国内衣料品生産を増やすという大手アパレルの「正論」は実現不可能に近い

2021年12月24日 製造加工業 1

少し前に大手総合アパレルが国内生産比率を大幅に高めるという報道に対して実現不可能ではないか?とこのブログで書いた。

その考えは今も変わっていない。

大手アパレルの国内増産計画は「画に描いた餅」ではないのか? – 南充浩 オフィシャルブログ (minamimitsuhiro.info)

 

以前から、比較的製造加工業者の知り合いが多い方だと思っているが、この10年間を見ていても、新規参入者よりもリタイアする人の方が多い。

60代以上の工場経営者、工員というのが業界ではほとんどで、これが加齢とともに引退する。

経営者の場合、御子息を始めとする親族が継ぐ場合もあるが、誰も継がずに廃業することの方が多い。

工員の場合は、御息子・御令嬢に継がせたところで、はっきり言ってメリットは無いので継がないことがほとんどだ。

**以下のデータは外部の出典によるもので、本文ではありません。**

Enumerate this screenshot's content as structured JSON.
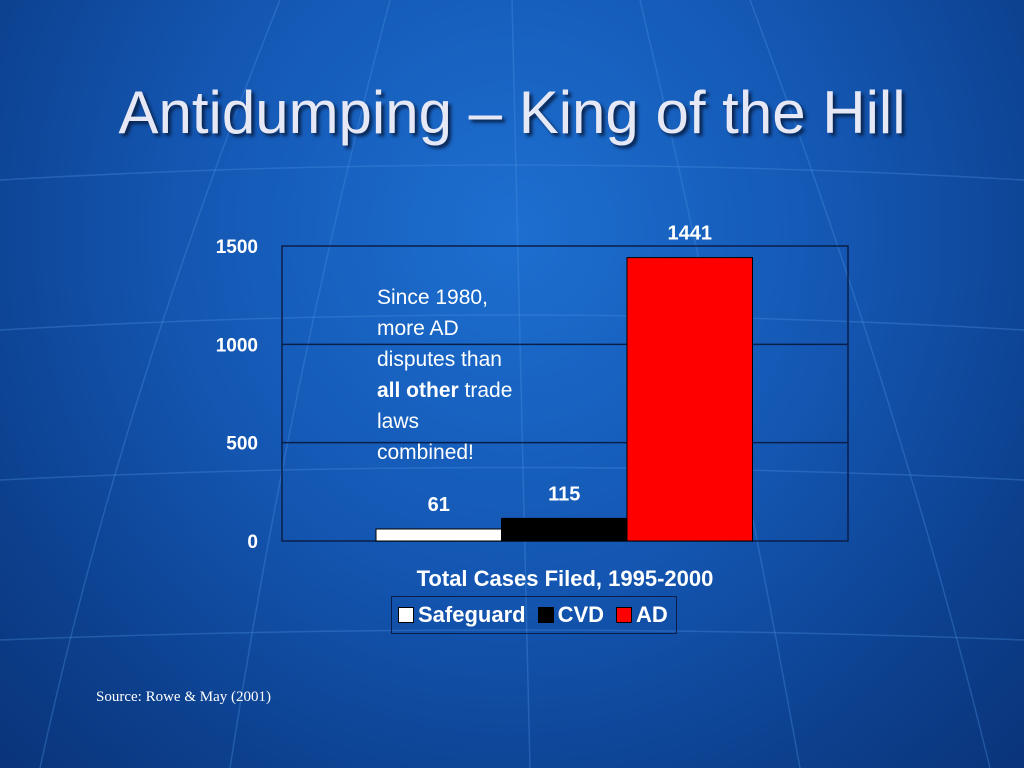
{
  "slide": {
    "title": "Antidumping – King of the Hill",
    "source": "Source: Rowe & May (2001)",
    "annotation": {
      "line1": "Since 1980,",
      "line2": "more AD",
      "line3": "disputes than",
      "bold": "all other",
      "after_bold": " trade",
      "line5": "laws",
      "line6": "combined!"
    }
  },
  "colors": {
    "safeguard": "#ffffff",
    "cvd": "#000000",
    "ad": "#ff0000",
    "gridline": "#0a1e4a"
  },
  "chart_data": {
    "type": "bar",
    "title": "",
    "xlabel": "Total Cases Filed, 1995-2000",
    "ylabel": "",
    "ylim": [
      0,
      1500
    ],
    "yticks": [
      "0",
      "500",
      "1000",
      "1500"
    ],
    "grid": true,
    "legend_position": "bottom",
    "series": [
      {
        "name": "Safeguard",
        "values": [
          61
        ],
        "label": "61"
      },
      {
        "name": "CVD",
        "values": [
          115
        ],
        "label": "115"
      },
      {
        "name": "AD",
        "values": [
          1441
        ],
        "label": "1441"
      }
    ]
  }
}
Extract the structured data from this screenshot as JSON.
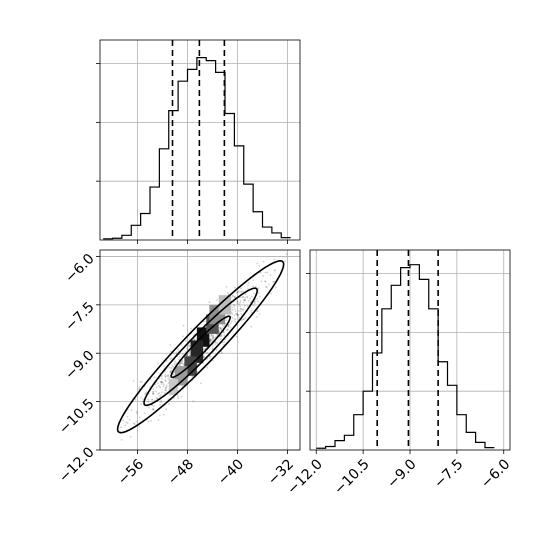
{
  "chart_data": [
    {
      "type": "histogram",
      "panel": "top-left",
      "x_range": [
        -62,
        -30
      ],
      "y_range": [
        0,
        3400
      ],
      "x_ticks": [
        -56,
        -48,
        -40,
        -32
      ],
      "y_tick_positions": [
        1000,
        2000,
        3000
      ],
      "bin_edges": [
        -61.5,
        -60,
        -58.5,
        -57,
        -55.5,
        -54,
        -52.5,
        -51,
        -49.5,
        -48,
        -46.5,
        -45,
        -43.5,
        -42,
        -40.5,
        -39,
        -37.5,
        -36,
        -34.5,
        -33,
        -31.5
      ],
      "counts": [
        20,
        30,
        80,
        250,
        450,
        900,
        1550,
        2200,
        2700,
        2900,
        3100,
        3050,
        2850,
        2150,
        1600,
        950,
        480,
        220,
        120,
        40
      ],
      "quantiles": [
        -50.4,
        -46.1,
        -42.1
      ],
      "grid": true
    },
    {
      "type": "heatmap",
      "panel": "bottom-left",
      "x_range": [
        -62,
        -30
      ],
      "y_range": [
        -12,
        -5.8
      ],
      "x_ticks": [
        -56,
        -48,
        -40,
        -32
      ],
      "x_tick_labels": [
        "−56",
        "−48",
        "−40",
        "−32"
      ],
      "y_ticks": [
        -6.0,
        -7.5,
        -9.0,
        -10.5,
        -12.0
      ],
      "y_tick_labels": [
        "−6.0",
        "−7.5",
        "−9.0",
        "−10.5",
        "−12.0"
      ],
      "density_center": [
        -45.9,
        -8.8
      ],
      "cells": [
        {
          "x": [
            -46.5,
            -44.5
          ],
          "y": [
            -8.8,
            -8.2
          ],
          "shade": "#111111"
        },
        {
          "x": [
            -47.5,
            -45.5
          ],
          "y": [
            -9.3,
            -8.6
          ],
          "shade": "#262626"
        },
        {
          "x": [
            -48.5,
            -46.5
          ],
          "y": [
            -9.7,
            -9.1
          ],
          "shade": "#444444"
        },
        {
          "x": [
            -45.0,
            -43.0
          ],
          "y": [
            -8.4,
            -7.8
          ],
          "shade": "#555555"
        },
        {
          "x": [
            -44.5,
            -42.0
          ],
          "y": [
            -8.1,
            -7.5
          ],
          "shade": "#909090"
        },
        {
          "x": [
            -50.0,
            -48.0
          ],
          "y": [
            -10.0,
            -9.4
          ],
          "shade": "#9a9a9a"
        },
        {
          "x": [
            -43.0,
            -41.0
          ],
          "y": [
            -7.8,
            -7.2
          ],
          "shade": "#bdbdbd"
        },
        {
          "x": [
            -51.0,
            -49.5
          ],
          "y": [
            -10.3,
            -9.8
          ],
          "shade": "#c8c8c8"
        }
      ],
      "contours": [
        {
          "center": [
            -45.9,
            -8.8
          ],
          "semi_major": 13.5,
          "semi_minor": 0.55,
          "slope": 0.197
        },
        {
          "center": [
            -45.9,
            -8.8
          ],
          "semi_major": 9.2,
          "semi_minor": 0.38,
          "slope": 0.197
        },
        {
          "center": [
            -45.9,
            -8.8
          ],
          "semi_major": 4.8,
          "semi_minor": 0.2,
          "slope": 0.197
        }
      ],
      "grid": true
    },
    {
      "type": "histogram",
      "panel": "bottom-right",
      "x_range": [
        -12.2,
        -5.8
      ],
      "y_range": [
        0,
        3400
      ],
      "x_ticks": [
        -12.0,
        -10.5,
        -9.0,
        -7.5,
        -6.0
      ],
      "x_tick_labels": [
        "−12.0",
        "−10.5",
        "−9.0",
        "−7.5",
        "−6.0"
      ],
      "y_tick_positions": [
        1000,
        2000,
        3000
      ],
      "bin_edges": [
        -12.0,
        -11.7,
        -11.4,
        -11.1,
        -10.8,
        -10.5,
        -10.2,
        -9.9,
        -9.6,
        -9.3,
        -9.0,
        -8.7,
        -8.4,
        -8.1,
        -7.8,
        -7.5,
        -7.2,
        -6.9,
        -6.6,
        -6.3
      ],
      "counts": [
        30,
        60,
        160,
        250,
        600,
        1000,
        1650,
        2400,
        2800,
        3100,
        3150,
        2900,
        2400,
        1500,
        1100,
        600,
        300,
        130,
        40
      ],
      "quantiles": [
        -10.05,
        -9.05,
        -8.1
      ],
      "grid": true
    }
  ]
}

いくら継続する意欲があっても先代・先々代からの負債によって倒産してしまう場合もある。

 

当方の体感的に言って、後継者不足などで廃業・倒産する工場を10とすると、20~50代で後継する工場・新規参入する工場が1くらいの割合しかない。

だいたい10対1とか9対1の割合で、工場が減る方が多い。

以前のブログでも書いたように、海外工場のコロナ停止・停電停止・政情不安停止などの要因で、昨年夏前くらいから国内生産回帰が起きていたが、すでに現状でも生産キャパシティは満杯に近い。

そこに、記事中で出てきたようにTSIホールディングスのような大手アパレルが、国産比率を今よりも最大40%増加、最低でも20%増加させるなど、ほぼ不可能である。

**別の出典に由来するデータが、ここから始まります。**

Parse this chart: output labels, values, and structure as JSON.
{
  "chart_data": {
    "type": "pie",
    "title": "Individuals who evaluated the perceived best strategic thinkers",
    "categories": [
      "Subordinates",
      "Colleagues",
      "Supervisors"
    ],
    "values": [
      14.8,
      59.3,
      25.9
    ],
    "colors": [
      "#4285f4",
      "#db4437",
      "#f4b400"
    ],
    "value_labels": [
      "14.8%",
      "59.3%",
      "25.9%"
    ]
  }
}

大手アパレルの経営者は一度国内生産工場を長期間かけて視察してみてはどうか。現場を知らないからこそ気楽なことが言えるのだろうと思う。

 

アパレル国内生産回帰は進むのか?~仕入原価が上がっても、値下げを抑えることで、利益を高める商品調達戦略へのチャレンジを: ファッション流通ブログde業界関心事 (cocolog-nifty.com)

 

この記事も同様だ。

ブランド側の意見としてはたしかに「正論」である。

 

筆者がこの記事の中で注目したいのは、

「国内生産は海外と比べてもコストは高い。注文から納品までの時間短縮などで廃棄ロスや機会損失を大幅に削減してコスト上昇を相殺できるとみる。」

という正論の部分です。

つまり、国内での安定生産をこれから「腰を据えて継続する」上でカギを握る、損益の話です。

 

とある。まあ、後は興味のある人は元記事を読まれればいいと思うが、要するに値下げ販売をしない短納期生産を実現するためには国産が有効だということが書かれてある。

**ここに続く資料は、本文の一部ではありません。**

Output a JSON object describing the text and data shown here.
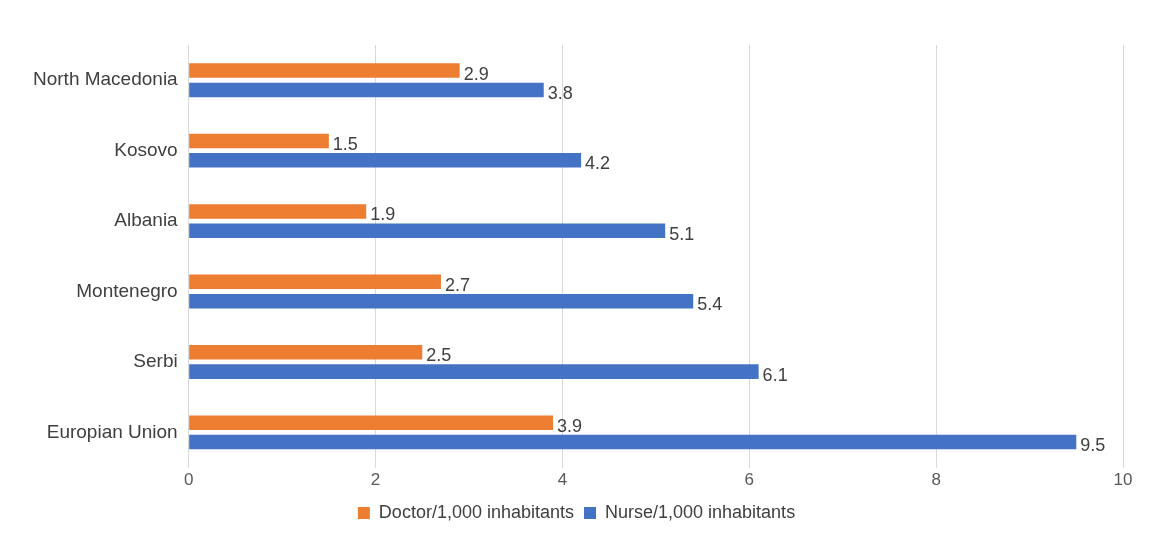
{
  "chart_data": {
    "type": "bar",
    "orientation": "horizontal",
    "categories": [
      "North Macedonia",
      "Kosovo",
      "Albania",
      "Montenegro",
      "Serbi",
      "Europian Union"
    ],
    "series": [
      {
        "name": "Doctor/1,000 inhabitants",
        "color": "#ed7d31",
        "values": [
          2.9,
          1.5,
          1.9,
          2.7,
          2.5,
          3.9
        ]
      },
      {
        "name": "Nurse/1,000 inhabitants",
        "color": "#4472c4",
        "values": [
          3.8,
          4.2,
          5.1,
          5.4,
          6.1,
          9.5
        ]
      }
    ],
    "xlim": [
      0,
      10
    ],
    "xticks": [
      0,
      2,
      4,
      6,
      8,
      10
    ],
    "grid": "x",
    "legend": "bottom",
    "data_labels": true
  }
}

売る側の理論としては「正論」だが、老齢化した工場経営者・工員の引退・死去による国内工場数の減少をどう食い止めるのかという問題には全く答えていない。

売る側の論理はわかった。しかし、売る側の正論だけで工場が増えるのなら世の中のサプライチェーン構築に誰も苦労しない。

じゃあ「正論」を唱えている人は工場経営もしくは工員を増やす方策があるのだろうか?

 

これでもう丸5年くらい専門学校で非常勤講師をしているし、その前は1年半、大阪文化服装学院の夜間クラスで非常勤講師をさせてもらった。

毎年、さまざまな若い学生に会うが、中には口下手で対人関係が苦手なので工場で働きたいという学生もいるが、少数派である。

東京のマンモス専門学校、大阪の最大手の専門学校でも比率は似たようなものだろう。

とすると、そういう彼らが後継工員になったところで、今ある国内工場は維持できない。

そして、今でさえすでに国内生産キャパは満杯になっている。

 

ここからどのようにして工場の生産ラインを増やせるというのだろうか?

もちろん、国内工場は遠い将来でもゼロにはならない。しかし、2021年水準の生産キャパを維持できるのは最長で10年間だろう。それ以降は今よりも生産工場は確実に減る。なぜなら、今の老経営者・老工員が確実に死去するからだ。

次の10年間では工場数はさらに減るだろう。

 

ブランド側の「正論」とやらはわかったが、じゃあ、国内生産キャパを拡大とは言わないまでも、どのように何十年間も維持させるのか、その対策が立てられないなら「国産増加」は画に描いた餅に過ぎない。

それこそ、「パンが無ければお菓子を食べればいいじゃないか」という理屈と同じだ。(ちなみに、史実ではマリ・アントワネットはこのような発言をしていないとされる)

 

ニアショアリングとはオフショアリングの反対語で、人件費の安い海外にリスクを取りながらアウトソーシングする後者に対して、前者は同じ国または近隣国にアウトソーシングをするという意味です。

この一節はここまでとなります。